Data intermediaries have been proposed as one solution to improving data access and sharing across the UK economy by facilitating trustworthy, safe, and efficient sharing of data, while also protecting individual rights, including preserving privacy. They can unlock opportunities for data sharing that empower individuals and businesses, offering them more control and choice over who has access to data about them, and the purposes for which it is used. In addition, data intermediaries facilitate data sharing for the purposes of analysis. This can include research in the public interest, supporting innovation in commercially-sensitive environments, and enabling the independent auditing of data-driven technologies. This paper explores a range of case studies to highlight intermediary activity that is currently happening, while also examining potential opportunities. Data intermediaries could play an important role in facilitating responsible data-driven innovation that improves lives through greater competition and economic growth. This could include going beyond legal requirements around data protection and applying additional measures to protect against unethical use of data and ensure it is only used for agreed purposes.
Hypothetical pen portrait: Collaborative research environment for the transport sector
“A range of public, private and third sector organisations in the transport sector have a common interest in developing data-driven technologies to improve how they deliver products and services, and to support their operations.
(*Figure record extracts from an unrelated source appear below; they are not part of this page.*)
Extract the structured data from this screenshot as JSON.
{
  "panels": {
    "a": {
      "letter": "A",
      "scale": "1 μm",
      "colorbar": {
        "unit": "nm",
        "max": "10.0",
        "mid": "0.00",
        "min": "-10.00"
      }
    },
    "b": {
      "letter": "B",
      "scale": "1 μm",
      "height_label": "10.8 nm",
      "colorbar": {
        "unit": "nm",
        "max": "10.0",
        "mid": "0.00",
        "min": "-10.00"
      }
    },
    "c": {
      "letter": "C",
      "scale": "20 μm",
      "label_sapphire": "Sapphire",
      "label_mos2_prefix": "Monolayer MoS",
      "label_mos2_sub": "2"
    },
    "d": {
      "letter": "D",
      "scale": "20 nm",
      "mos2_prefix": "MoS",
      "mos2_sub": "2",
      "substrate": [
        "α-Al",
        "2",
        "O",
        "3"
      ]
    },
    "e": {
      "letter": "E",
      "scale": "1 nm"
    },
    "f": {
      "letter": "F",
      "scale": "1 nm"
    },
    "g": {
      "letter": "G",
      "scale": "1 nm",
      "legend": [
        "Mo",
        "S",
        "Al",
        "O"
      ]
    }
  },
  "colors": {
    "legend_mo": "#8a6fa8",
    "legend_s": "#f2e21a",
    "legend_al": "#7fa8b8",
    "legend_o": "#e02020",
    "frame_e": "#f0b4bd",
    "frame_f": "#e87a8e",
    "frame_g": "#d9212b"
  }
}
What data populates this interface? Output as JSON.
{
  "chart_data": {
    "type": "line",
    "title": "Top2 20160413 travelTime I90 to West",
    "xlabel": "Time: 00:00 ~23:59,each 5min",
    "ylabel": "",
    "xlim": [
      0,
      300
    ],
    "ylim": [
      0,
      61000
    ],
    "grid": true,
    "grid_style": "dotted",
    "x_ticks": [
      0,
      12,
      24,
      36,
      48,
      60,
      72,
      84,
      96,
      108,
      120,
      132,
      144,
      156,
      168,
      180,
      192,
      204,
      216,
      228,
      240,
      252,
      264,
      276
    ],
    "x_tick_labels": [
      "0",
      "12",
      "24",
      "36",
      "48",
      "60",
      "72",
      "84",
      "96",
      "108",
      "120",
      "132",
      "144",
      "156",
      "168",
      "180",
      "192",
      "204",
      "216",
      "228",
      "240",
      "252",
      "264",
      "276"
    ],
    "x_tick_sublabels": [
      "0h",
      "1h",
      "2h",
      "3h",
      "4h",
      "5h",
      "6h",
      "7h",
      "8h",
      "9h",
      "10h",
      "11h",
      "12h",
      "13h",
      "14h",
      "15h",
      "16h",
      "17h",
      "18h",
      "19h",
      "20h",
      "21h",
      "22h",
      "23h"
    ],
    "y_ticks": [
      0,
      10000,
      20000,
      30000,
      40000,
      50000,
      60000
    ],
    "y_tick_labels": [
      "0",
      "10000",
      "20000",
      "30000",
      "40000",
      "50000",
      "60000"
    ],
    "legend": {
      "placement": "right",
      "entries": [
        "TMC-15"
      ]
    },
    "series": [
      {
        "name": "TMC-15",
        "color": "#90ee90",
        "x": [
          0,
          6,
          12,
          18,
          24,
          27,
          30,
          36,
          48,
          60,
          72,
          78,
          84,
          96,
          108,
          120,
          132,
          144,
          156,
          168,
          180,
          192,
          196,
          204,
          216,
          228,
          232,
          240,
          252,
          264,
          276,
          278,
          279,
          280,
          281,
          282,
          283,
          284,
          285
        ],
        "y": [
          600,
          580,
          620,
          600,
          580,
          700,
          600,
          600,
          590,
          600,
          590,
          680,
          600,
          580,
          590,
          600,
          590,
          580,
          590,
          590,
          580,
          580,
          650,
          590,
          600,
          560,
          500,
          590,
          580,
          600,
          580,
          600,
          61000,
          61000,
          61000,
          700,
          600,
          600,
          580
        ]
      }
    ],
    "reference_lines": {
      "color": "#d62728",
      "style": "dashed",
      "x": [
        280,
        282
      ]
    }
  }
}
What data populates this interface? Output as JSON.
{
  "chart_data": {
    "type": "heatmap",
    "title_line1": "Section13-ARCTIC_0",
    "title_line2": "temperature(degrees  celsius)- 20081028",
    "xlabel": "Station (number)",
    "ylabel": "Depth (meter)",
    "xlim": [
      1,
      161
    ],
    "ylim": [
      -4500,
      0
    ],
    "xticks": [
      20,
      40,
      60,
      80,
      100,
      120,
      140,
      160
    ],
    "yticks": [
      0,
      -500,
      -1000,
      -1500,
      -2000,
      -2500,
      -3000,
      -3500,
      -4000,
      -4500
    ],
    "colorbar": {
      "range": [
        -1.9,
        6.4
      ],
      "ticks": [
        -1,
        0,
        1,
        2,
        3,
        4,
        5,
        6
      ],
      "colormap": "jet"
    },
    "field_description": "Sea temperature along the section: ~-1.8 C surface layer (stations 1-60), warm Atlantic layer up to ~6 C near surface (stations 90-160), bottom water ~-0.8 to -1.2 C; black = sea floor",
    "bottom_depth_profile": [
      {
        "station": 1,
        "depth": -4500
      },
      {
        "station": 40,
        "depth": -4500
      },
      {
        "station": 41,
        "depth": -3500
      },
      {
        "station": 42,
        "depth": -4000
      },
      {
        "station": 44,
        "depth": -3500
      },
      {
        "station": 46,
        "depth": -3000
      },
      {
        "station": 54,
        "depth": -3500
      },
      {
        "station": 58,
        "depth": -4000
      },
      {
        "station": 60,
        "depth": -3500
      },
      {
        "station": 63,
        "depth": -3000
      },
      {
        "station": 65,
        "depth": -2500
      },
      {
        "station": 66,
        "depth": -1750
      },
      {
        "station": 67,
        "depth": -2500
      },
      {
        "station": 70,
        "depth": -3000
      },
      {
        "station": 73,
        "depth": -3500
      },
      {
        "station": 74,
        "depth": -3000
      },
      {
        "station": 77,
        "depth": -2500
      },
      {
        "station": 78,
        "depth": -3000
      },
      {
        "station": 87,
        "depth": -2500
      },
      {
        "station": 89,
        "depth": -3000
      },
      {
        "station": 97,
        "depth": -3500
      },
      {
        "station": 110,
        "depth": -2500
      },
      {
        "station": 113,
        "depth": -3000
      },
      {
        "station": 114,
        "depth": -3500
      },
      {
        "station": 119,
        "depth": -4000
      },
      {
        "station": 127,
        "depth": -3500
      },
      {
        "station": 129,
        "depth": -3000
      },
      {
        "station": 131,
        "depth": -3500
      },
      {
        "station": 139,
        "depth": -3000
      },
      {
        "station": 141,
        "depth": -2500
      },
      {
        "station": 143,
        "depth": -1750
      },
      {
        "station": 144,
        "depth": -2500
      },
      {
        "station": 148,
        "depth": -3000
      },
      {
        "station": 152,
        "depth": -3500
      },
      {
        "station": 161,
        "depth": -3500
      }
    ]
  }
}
Greater access to high-quality transport and mobility data can enable these organisations to train and develop new data-driven technologies, or to enhance existing systems. Furthermore, greater access to live transport data could help inform real-time decision-making.
For example, central government and local authorities could use such data to develop traffic management processes; vehicle manufacturers could develop innovations that improve vehicle safety and performance; environmental organisations could gain a better understanding of the climate impact of different vehicles and traffic management approaches; insurers could develop fairer and more efficient methods for processing claims. Such developments could provide significant benefits for society. However, it may be challenging to share this data due to privacy and competition concerns. Sharing mobility data or data from connected vehicles could violate individuals’ privacy, and vehicle manufacturers may be unwilling to share information for fear of disclosing valuable performance data with their competitors.
The organisations come together to create a secure research environment in which they pool their pseudonymised datasets, and are then able to develop systems using this shared data. Each organisation utilises the data through the privacy-preserving technique of federated analytics, meaning they can run analysis against the data without ever being able to see it. The environment is operated by an accredited intermediary organisation that operates as an independent entity, and is funded by the partner organisations.”